As soon as the head of GOC Central Command allowed troops to confiscate cars - effectively because of a traffic violation, since their offense was to drive in a prohibited area - the moral message that he sent the soldiers is that the Palestinians' property, just like their lives, is dispensable, and that they, the soldiers, are indeed the omnipotent lords of the land, which is what most of them already think. This is not the first time that brutish behavior by soldiers on the ground has shaped the IDF's value system. Instead of the IDF top brass implanting values in the soldiers and making them hold their fire, in an effort to salvage at least something of the principle of "purity of arms" - the use of arms only in military confrontations and not against noncombatants - and restrain the soldiers' behavior, it is the most violent soldiers who dictate the IDF's actual ethical code. After cars were confiscated arbitrarily for years, it will now be done by order of the top commander. Morally, brutish behavior without official sanction would be preferable to brutish behavior that has the general's seal of approval.

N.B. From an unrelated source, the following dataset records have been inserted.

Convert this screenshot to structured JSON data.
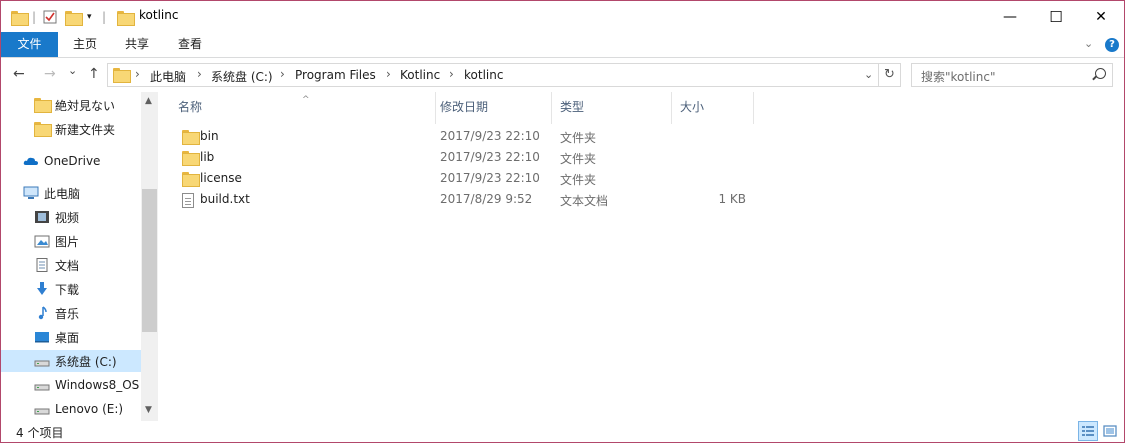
{
  "window": {
    "title": "kotlinc",
    "controls": {
      "minimize": "—",
      "maximize": "☐",
      "close": "✕"
    }
  },
  "ribbon": {
    "tabs": [
      "文件",
      "主页",
      "共享",
      "查看"
    ],
    "help": "?"
  },
  "nav": {
    "back": "←",
    "forward": "→",
    "recent": "⌄",
    "up": "↑"
  },
  "address": {
    "crumbs": [
      "此电脑",
      "系统盘 (C:)",
      "Program Files",
      "Kotlinc",
      "kotlinc"
    ],
    "separator": "›",
    "refresh": "↻"
  },
  "search": {
    "placeholder": "搜索\"kotlinc\""
  },
  "sidebar": {
    "items": [
      {
        "label": "絶対見ない",
        "icon": "folder-icon"
      },
      {
        "label": "新建文件夹",
        "icon": "folder-icon"
      },
      {
        "label": "OneDrive",
        "icon": "onedrive-icon"
      },
      {
        "label": "此电脑",
        "icon": "computer-icon"
      },
      {
        "label": "视频",
        "icon": "video-icon"
      },
      {
        "label": "图片",
        "icon": "pictures-icon"
      },
      {
        "label": "文档",
        "icon": "documents-icon"
      },
      {
        "label": "下载",
        "icon": "download-icon"
      },
      {
        "label": "音乐",
        "icon": "music-icon"
      },
      {
        "label": "桌面",
        "icon": "desktop-icon"
      },
      {
        "label": "系统盘 (C:)",
        "icon": "drive-icon",
        "selected": true
      },
      {
        "label": "Windows8_OS",
        "icon": "drive-icon"
      },
      {
        "label": "Lenovo (E:)",
        "icon": "drive-icon"
      }
    ]
  },
  "filelist": {
    "columns": [
      "名称",
      "修改日期",
      "类型",
      "大小"
    ],
    "rows": [
      {
        "name": "bin",
        "date": "2017/9/23 22:10",
        "type": "文件夹",
        "size": "",
        "icon": "folder-icon"
      },
      {
        "name": "lib",
        "date": "2017/9/23 22:10",
        "type": "文件夹",
        "size": "",
        "icon": "folder-icon"
      },
      {
        "name": "license",
        "date": "2017/9/23 22:10",
        "type": "文件夹",
        "size": "",
        "icon": "folder-icon"
      },
      {
        "name": "build.txt",
        "date": "2017/8/29 9:52",
        "type": "文本文档",
        "size": "1 KB",
        "icon": "text-file-icon"
      }
    ]
  },
  "status": {
    "count": "4 个项目"
  },
  "colors": {
    "accent": "#1979ca",
    "selection": "#cce8ff",
    "folder": "#f8d775",
    "border": "#b2476b"
  }
}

The same pattern has been followed with respect to other decrees of the occupation. The torture perpetrated by the Shin Bet security service was denied for years, until the Landau Commission legalized it and torture became normative. It took a few more years before the High Court of Justice outlawed most of the Shin Bet's forms of torture; had it not been for the court ruling, the acts of torture might well have become part of the army's ethical code. In the present public mood, it is improbable that the High Court will find against the confiscation procedure, as it did against the "neighbor procedure." For years the IDF forced local residents to risk their lives by taking down Palestinian flags from electricity poles or removing stone barriers from the road. Other procedures involved seating children on the hoods of jeeps and forcing Palestinian ambulances to drive in front of Israeli troops. This shameful behavior led to the "neighbor procedure," in which the IDF put the lives of local residents at risk by sending them into possibly booby-trapped buildings and the like. This procedure, too, was engendered by the behavior of soldiers and became a norm.

Thus we polish our moral portrait, which supposedly will not be tarnished in the least by what we are doing. We attach fine euphemisms to the atrocities. Liquidation operations continue to be termed "targeted preemptions," even though there is no connection between their essence and their name; mass arrests without trials are known as "administrative detentions"; the demolition of thousands of homes and the uprooting of tens of thousands of trees is known as "exposure," and now comes another brutish command which regularizes another small horror. Keep on confiscating the cars of errant drivers, it's all legal, the general orders his troops; after all, these are Palestinians, and with them anything goes.